During their brief two years of marriage, he had learnt how readily Lizzie’s emotions could stir – tears over a broken cup, a ruined stew (more often than not, since Jeremy’s hours were unpredictable and liable to delays and changes at short notice). She was still to learn that nerves of steel were a requirement for a policeman’s wife, nerves that had been shattered if he was a few minutes late home, and as the clock moved on another half-hour and became an hour, she still trembled at an unexpected rap on the door, expecting a grim-helmeted policeman bearing ‘bad news, Mrs Faro’. Usually it was the milkman wanting his pay or one of the many gypsies camped on the far side of Arthur’s Seat roaming the residential areas, their men mending pots and pans, their women selling clothes pegs and telling fortunes.
Faro, too, had learnt patience and daily gratitude for a comfortable existence and an excellent housewife after years of non-tolerant landladies. With Vince as a shining example, she was also a devoted mother, although motherhood of Faro’s babies had not been so easy to achieve.

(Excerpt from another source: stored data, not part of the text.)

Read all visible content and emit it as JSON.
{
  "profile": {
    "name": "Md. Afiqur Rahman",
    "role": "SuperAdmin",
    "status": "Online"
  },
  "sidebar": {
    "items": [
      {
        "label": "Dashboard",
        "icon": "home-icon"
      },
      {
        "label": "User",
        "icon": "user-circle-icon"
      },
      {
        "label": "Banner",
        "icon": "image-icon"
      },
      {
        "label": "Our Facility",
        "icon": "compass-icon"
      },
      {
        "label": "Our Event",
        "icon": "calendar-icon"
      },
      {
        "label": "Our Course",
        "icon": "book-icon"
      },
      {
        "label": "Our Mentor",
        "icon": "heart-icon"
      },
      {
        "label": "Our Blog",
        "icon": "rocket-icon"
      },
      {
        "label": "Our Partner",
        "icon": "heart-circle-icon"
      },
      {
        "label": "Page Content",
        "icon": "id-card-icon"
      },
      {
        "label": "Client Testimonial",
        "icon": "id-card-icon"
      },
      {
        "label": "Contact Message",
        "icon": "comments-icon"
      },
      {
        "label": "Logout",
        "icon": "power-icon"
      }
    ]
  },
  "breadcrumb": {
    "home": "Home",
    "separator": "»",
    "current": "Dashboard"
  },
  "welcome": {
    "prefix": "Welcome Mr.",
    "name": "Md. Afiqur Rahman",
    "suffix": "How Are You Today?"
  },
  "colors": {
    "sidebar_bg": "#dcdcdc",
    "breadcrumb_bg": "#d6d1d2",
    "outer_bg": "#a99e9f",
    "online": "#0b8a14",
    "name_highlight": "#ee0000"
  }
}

Pregnant within months of their wedding day, she had miscarried, more of a bitter grief to her than to Faro who decided that he would have been content with an almost grown-up Vince rath
er than a crying babe and sleepless nights interfering with his police duties.
At the supper table in the midst of his family, violence seemed to belong to another age, a far-distant planet as the sunset of violet and rose made its dramatic exit and the moon crept up over the hill, not moonlike white and shining but in the likeness of a huge orange. Strolling into the kitchen that evening, he cast out the tormenting demons of his fears and told himself that he was suffering from an overdose of imagination.
They could never happen. He was a happy man.
CHAPTER FIVE
In the days that followed no progress was made in recapturing McLaw, and Faro, besides the usual daily routine, was faced with an increasingly angry and frustrated Gosse. The searchers had more or less given up after racing triumphantly to one or two sightings in Edinburgh and East Lothian with negligible results.
They were always too late or had been misinformed and the general assumption so infuriating Gosse was that McLaw had taken a ship from Leith after his daring escape, and although ships were searched, he had doubtless stowed away. Gosse wasn’t satisfied and never would be until he had his man safely in handcuffs and saw him hanged. That there had been no reports from police alerted up and down the country also put him in a rage, although Faro guessed that as the McLaw case wasn’t in their territory, other forces had more things to do other than to take an obligatory but cursory look around.
Meanwhile the demolition of Lumbleigh House continued, the developers daily creeping closer to the cottage, the noise increasing, axes as trees were felled, along with the louder thud of hammers on scaffolding as the new long line of terraces took skeletal shape.
Vince was one of the many sufferers from the effects of this constant disruption. It was still daylight and the builders working long hours were at work when he came home from school. The noise outside made it difficult to concentrate on his homework. Lizzie appealed to Jeremy, but what could he do? He was sympathetic but suggested Vince plug his ears and get on with it.